さて、ご主人様が普段情報を発信するのに使っているのは……掲示板というか、黒板というか。この壁だったハズ。でも、ご主人さまの予定が……。
「潜水艦に休暇を! 特にここの三連休あたりがいいでち」
いつも本当に乙です。
「司令官へ メリット以外のシャンプーを買ってくれ。百歩譲ってTSUBAKIだ。あと、この前のノンヒロポンだったか、あれは泡が立たなくて気持ち悪かった。いくら髪に良くてもあれはダメだ」
漣もそう思います。あ、漣はマシェリが良かったけど、ご主人様はきっと覚えてなんかないわよね。考えて買ってはなさそうだし。ヒロポンは週一くらいならいいんじゃね?
「オナホ華道のつどい 一四〇〇~ お菓子あり〼 山城」
……(゚Д゚)ハァ? 二度見したけどやっぱりわからない。ディルド茶道は禁止するっていうイミフな通達もあったけど、これは大丈夫なの? でも鎮守府では常識に囚われてはいけないのですね! って誰か言ってた気がするし、まあ、そういうのもアリなのよね。
「カレーの日! 豚 正
牛 正正正T」
あ、こういうのにも使えるのね。でも、これじゃ一人何票入れてもバレないじゃん。とりあえず豚……。いや、豚野郎……。ご主人様の……あ。これじゃ漣ってバレバレだは。「司令官の豚野郎 一」……と。
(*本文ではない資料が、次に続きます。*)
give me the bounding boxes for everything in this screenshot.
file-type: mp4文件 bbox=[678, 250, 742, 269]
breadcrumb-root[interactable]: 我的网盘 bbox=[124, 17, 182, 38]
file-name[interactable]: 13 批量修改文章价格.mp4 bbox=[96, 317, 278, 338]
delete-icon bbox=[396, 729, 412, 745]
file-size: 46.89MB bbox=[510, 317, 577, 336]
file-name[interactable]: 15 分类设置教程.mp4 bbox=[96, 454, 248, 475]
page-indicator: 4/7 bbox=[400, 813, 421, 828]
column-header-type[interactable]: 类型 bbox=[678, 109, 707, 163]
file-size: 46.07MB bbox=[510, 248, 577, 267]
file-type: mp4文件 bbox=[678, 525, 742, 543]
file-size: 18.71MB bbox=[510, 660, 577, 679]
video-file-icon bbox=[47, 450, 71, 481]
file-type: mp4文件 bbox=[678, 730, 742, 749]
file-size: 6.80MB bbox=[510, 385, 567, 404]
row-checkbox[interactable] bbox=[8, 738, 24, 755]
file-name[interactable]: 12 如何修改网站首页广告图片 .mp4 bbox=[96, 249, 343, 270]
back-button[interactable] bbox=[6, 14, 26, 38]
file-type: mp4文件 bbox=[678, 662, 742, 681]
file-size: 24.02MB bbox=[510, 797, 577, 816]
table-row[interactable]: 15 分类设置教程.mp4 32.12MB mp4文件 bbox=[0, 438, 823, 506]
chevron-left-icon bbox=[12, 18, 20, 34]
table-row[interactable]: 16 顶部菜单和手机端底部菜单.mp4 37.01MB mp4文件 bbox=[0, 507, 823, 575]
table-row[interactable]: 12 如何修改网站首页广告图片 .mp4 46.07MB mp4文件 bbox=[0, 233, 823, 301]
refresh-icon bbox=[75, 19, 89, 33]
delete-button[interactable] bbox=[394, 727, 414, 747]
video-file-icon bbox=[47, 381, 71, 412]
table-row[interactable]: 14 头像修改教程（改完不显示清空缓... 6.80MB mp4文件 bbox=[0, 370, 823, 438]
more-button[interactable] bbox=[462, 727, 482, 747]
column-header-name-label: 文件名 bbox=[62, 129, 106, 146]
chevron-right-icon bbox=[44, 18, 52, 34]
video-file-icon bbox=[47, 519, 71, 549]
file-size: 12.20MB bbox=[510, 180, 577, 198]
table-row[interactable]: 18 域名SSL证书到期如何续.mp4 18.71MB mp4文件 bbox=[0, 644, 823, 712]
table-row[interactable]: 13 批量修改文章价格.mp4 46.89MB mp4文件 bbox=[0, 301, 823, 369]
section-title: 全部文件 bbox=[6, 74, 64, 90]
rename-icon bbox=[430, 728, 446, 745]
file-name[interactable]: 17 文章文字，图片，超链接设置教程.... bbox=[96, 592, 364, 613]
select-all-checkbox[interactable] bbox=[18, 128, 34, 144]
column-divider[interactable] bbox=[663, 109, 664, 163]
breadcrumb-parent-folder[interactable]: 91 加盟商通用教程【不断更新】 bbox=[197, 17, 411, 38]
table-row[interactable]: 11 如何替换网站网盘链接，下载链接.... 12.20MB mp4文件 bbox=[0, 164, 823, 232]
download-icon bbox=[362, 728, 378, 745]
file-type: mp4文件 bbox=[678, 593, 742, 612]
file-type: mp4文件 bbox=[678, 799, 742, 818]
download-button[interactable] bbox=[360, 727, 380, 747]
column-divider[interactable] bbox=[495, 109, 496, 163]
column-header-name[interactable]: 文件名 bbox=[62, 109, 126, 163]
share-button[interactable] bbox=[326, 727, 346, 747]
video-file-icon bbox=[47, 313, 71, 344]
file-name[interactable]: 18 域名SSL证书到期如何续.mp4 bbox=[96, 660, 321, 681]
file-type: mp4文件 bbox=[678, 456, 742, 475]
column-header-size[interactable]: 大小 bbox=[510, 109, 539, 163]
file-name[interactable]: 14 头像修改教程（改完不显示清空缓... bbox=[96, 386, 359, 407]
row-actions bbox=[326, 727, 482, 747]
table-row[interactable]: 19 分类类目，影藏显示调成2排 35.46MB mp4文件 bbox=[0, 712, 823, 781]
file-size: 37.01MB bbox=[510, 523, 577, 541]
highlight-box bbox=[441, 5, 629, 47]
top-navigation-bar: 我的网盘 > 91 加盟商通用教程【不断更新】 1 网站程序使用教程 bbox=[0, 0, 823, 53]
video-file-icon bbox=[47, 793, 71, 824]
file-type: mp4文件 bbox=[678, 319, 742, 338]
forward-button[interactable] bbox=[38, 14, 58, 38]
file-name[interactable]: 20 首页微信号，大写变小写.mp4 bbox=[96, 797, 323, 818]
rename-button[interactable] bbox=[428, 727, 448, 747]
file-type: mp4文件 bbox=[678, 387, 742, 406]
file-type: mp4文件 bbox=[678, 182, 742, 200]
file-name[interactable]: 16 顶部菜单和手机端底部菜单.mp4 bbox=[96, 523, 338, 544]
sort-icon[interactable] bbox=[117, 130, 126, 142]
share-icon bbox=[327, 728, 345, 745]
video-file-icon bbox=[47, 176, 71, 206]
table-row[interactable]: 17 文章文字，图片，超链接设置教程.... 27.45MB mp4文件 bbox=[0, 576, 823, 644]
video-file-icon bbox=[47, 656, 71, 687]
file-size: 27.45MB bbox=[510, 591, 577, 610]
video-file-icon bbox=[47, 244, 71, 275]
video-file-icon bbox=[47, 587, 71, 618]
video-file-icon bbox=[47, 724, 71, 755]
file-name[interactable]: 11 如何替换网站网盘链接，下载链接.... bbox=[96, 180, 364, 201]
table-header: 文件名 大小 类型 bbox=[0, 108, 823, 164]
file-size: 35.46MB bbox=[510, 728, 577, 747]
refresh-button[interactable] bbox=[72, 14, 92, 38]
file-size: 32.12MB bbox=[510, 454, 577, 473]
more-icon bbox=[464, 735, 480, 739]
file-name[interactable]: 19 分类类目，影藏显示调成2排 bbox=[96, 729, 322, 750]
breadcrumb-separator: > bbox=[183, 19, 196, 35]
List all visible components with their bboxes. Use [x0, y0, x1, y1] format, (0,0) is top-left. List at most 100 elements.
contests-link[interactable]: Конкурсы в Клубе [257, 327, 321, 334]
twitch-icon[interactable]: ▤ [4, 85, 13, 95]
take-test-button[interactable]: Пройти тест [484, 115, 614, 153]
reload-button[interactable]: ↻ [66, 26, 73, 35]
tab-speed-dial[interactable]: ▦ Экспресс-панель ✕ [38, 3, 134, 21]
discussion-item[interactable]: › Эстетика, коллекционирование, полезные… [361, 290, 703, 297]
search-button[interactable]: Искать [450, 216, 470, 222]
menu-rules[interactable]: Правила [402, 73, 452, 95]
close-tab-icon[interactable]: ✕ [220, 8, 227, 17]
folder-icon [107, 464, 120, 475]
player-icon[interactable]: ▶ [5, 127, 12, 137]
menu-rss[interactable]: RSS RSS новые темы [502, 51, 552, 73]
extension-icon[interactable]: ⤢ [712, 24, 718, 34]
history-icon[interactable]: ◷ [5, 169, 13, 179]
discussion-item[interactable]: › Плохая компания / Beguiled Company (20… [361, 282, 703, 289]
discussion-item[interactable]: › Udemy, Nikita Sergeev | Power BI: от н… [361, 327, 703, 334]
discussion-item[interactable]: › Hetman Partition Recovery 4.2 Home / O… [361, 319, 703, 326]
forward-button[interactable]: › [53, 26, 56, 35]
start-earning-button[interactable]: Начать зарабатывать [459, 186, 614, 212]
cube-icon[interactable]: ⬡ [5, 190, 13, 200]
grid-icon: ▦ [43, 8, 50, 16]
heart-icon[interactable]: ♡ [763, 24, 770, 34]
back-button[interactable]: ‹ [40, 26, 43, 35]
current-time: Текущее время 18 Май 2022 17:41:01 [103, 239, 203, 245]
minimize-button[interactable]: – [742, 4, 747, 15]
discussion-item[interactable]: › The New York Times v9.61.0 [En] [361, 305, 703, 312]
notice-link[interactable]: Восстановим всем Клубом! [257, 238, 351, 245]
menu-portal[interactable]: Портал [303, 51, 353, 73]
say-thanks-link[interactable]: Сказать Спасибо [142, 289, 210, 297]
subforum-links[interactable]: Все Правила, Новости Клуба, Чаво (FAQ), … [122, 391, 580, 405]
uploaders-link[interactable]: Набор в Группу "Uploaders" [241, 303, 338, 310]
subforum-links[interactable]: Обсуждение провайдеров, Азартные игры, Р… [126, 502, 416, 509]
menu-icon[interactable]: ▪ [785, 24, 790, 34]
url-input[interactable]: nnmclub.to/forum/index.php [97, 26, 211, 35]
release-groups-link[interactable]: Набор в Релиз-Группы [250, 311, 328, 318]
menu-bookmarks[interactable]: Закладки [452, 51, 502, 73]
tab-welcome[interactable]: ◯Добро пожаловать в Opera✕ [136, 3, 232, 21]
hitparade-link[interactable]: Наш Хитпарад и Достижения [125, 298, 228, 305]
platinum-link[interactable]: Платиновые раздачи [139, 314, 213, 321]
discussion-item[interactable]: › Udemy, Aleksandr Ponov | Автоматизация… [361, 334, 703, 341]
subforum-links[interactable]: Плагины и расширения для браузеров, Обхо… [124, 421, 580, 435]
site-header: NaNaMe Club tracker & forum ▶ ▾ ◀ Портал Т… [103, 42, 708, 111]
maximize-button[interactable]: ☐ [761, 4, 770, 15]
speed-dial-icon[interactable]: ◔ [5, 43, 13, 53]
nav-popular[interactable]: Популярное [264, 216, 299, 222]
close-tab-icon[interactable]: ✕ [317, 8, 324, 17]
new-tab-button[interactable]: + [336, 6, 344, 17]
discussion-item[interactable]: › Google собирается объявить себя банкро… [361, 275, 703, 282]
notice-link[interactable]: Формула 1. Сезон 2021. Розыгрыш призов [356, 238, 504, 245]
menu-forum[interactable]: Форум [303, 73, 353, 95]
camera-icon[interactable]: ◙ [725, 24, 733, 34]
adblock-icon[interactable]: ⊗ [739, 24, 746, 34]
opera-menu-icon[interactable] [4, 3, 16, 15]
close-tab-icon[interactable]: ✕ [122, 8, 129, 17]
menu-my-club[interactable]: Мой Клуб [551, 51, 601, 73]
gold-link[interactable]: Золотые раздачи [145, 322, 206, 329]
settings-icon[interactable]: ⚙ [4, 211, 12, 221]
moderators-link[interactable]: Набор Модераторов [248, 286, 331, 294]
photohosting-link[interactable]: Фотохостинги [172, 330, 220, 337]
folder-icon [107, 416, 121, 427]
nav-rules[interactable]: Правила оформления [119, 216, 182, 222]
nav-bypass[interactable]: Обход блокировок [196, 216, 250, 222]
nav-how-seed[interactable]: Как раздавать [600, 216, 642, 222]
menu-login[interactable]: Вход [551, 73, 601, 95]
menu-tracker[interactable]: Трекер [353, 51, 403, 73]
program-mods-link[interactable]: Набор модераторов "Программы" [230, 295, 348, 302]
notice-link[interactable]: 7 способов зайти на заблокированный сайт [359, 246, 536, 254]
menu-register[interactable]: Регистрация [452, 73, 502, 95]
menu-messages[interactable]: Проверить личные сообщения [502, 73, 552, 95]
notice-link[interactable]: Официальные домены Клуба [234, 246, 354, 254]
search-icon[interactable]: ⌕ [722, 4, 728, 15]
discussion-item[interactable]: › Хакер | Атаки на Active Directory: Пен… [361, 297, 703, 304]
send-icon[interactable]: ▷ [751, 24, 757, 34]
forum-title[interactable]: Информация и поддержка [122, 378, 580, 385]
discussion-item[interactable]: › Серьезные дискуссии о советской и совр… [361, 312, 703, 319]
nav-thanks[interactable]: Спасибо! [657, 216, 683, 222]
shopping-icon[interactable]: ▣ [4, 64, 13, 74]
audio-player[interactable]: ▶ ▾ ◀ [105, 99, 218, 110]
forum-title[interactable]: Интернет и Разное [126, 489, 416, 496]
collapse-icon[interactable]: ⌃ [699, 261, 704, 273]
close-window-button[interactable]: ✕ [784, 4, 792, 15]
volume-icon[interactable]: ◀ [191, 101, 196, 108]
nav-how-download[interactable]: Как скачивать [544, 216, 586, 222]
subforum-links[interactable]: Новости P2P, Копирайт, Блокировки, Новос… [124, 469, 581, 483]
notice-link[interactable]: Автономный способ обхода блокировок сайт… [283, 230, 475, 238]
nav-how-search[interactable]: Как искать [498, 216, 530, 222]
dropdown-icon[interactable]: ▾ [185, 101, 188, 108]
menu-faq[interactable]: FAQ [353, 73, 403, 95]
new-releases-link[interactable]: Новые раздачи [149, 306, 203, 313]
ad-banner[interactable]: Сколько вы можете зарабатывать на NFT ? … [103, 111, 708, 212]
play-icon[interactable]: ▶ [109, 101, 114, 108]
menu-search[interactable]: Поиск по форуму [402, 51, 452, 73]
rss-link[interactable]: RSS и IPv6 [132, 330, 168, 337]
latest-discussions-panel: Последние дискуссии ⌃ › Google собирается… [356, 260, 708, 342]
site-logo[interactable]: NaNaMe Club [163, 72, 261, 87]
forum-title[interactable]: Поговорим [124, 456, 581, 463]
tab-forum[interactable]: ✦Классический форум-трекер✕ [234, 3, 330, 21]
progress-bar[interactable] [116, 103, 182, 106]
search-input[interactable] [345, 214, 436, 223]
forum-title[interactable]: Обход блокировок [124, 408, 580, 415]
「提督を司令官と呼ぶ中で、提督を豚扱いしそうな者か、誰だろうな」
「そりゃあ……うーん、改めて考えるとあんま合ってる子、居ない気が……って」
凛とした中に穏やかさが滲み出る声。まぎれもなく戦う人の声だけど、纏うものは刃物の冷たさでも、銃火の残忍さでもなく。間違えようがない、これは……
「はぅ! サーセンした! 長門氏!」
「いいんだ。まぁ、何だ。ふざけるのもいいが、節度を持てということだ」
「いやぁサーセン……」
くぅ~、居たのかこの……じゃなくて、長門氏ならもっとkwsk知ってるのでは?
「そういえば長門氏、例の件、提督は何か?」
「例の件? 艦娘に戦闘以外の技術を取得させようとしていることか?」
む、シラを切った。口裏はもう合わせてあるってこと?
「……ほら、それってアレでしょ、提督が居なくなった後の事を考えて……」
そこまで言うと、一瞬、長門氏の顔からいつもの緊張感が消えて……何か、遠くを見るような。もしかして、ビンゴ?
「……そうだな。逃れられはしないのだろう」
逃れられないって……? でも確証が得られるまでは洗いざらい話してもらっちゃわないと。
「やっぱり?」
「ああ。どのみちな」
どのみちって。漣と交代して以来ずっと秘書艦やってたのに。長門氏、あまりにも平然とし過ぎでは?
「はぁ~。やっぱ長門氏ともなると安定感が違いますなぁ。やっぱり……運命には逆らえないのね……」
ここまで言って、考えがあれば……ていうか、何か手の施しようがあったら長門氏自らが解決しようとするよね、JK。
「ああ、何事にも……違うな。ディルド茶道とオナホ華道以外うろたえなかった提督も、これは流石に不安らしい」
「へ?」
なんですと?
「何も恐れなかった……恐れを見せなかった提督も、こればかりは無理だ」
無理。二番目くらいに長門氏から出てきてほしくない言葉っすね。一番は……。
「無敵のビッグセブンでなんとかして下さいよォ~」
「無理なものは無理だ」
っくぅ~。とりつくシマもないとはこのことね……。
や、だとしても。漣が諦めるとは思わないことね。漣、きっと運命を変えて見せる。
「漣、ご主人様を止めます。必ず止めます」
だって、漣はしつこいから。それに、いつの時代だってデスティニーはクソだかんね!